Les images du 11-Septembre sont sombres, grisâtres ou rougeâtres, à la limite de l’apocalypse visuelle, qu’elles capturent l’instant précis de l’attaque terroriste ou celui des pompiers new-yorkais hissant la bannière étoilée sur les décombres des Twin Towers. Mais il est une photographie qui diffère des images abondamment reprises par les médias (elle est consultable sur le site de Magnum). Son auteur s’appelle Thomas Hoepker et son oeuvre a été contestée cinq ans après le 11-Septembre, au moment de sa publication. La photographie la plus controversée du 11-Septembre? Tentative d’explication par The Guardian.
Un groupe de New-Yorkais qui discute, un parc de Brooklyn, un soleil éclatant. Une journée idéale pour une photographie de type carte postale. Seulement, ce n’est pas un jour ordinaire: au second plan, se dégage un vaste nuage de poussière auréolant la pointe sud de Manhattan où les tours jumelles ont été attaquées par deux avions. Un contraste saisissant que le photographe, au lendemain du 11-Septembre, n’a pas osé publier de peur de choquer le reste de ses concitoyens à la lumière des photographies qui circulaient à ce moment-là «sur l’abondance de compassion des New-Yorkais à l’égard des familles touchées, l’héroïsme des pompiers, de la police et des aides anonymes».
D’aucuns y ont vu la capacité de ces citoyens américains à aller de l’avant comme le critique américain Frank Rich pour qui «ces jeunes gens dans la photographie d’Hoepker ne sont pas nécessairement insensibles. Ils sont juste Américains».

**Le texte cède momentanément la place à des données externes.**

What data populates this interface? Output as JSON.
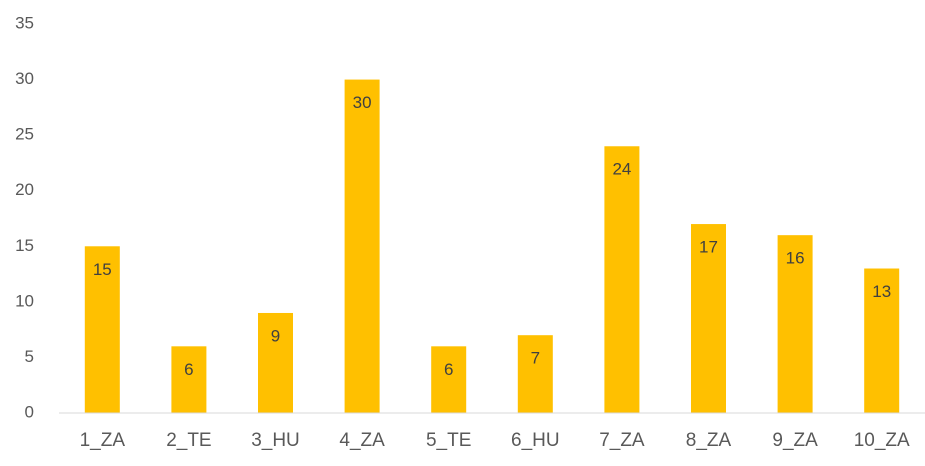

Une image reste une image, à l’intelligibilité parfois obscure. Elle aurait été différente une seconde avant, une seconde après. Dans une tribune parue sur Slate.com en 2006, Walter Sipser, identifié comme l’homme portant un T-shirt bleu-gris en compagnie de sa petite amie qui apparaît comme faisant bronzette, s’estime trahi d’avoir été photographié sans avoir donné sa permission alors qu’ils étaient tous «dans un profond état de choc et d’incrédulité» face à ce qui se préfigurait devant eux. La photographie de Thomas Hoepker, qui a lui-même affirmé qu’il n’était pas un artiste mais un faiseur d’images, apparaît aux yeux de Jonathan Jones, dans The Guardian, comme la rapidité de l’esprit humain à oublier.
«Et donc, dix ans après, cette photographie renvoie aux souvenirs qui s’estompent facilement. Nous sommes les personnes au premier plan. Nous sommes ceux dont les vies ont continué, affectées sans être trop atteintes, séparées du cœur de la tragédie par l’eau bleue du temps, qui s’est avérée encore plus profonde et plus impossible à traverser.»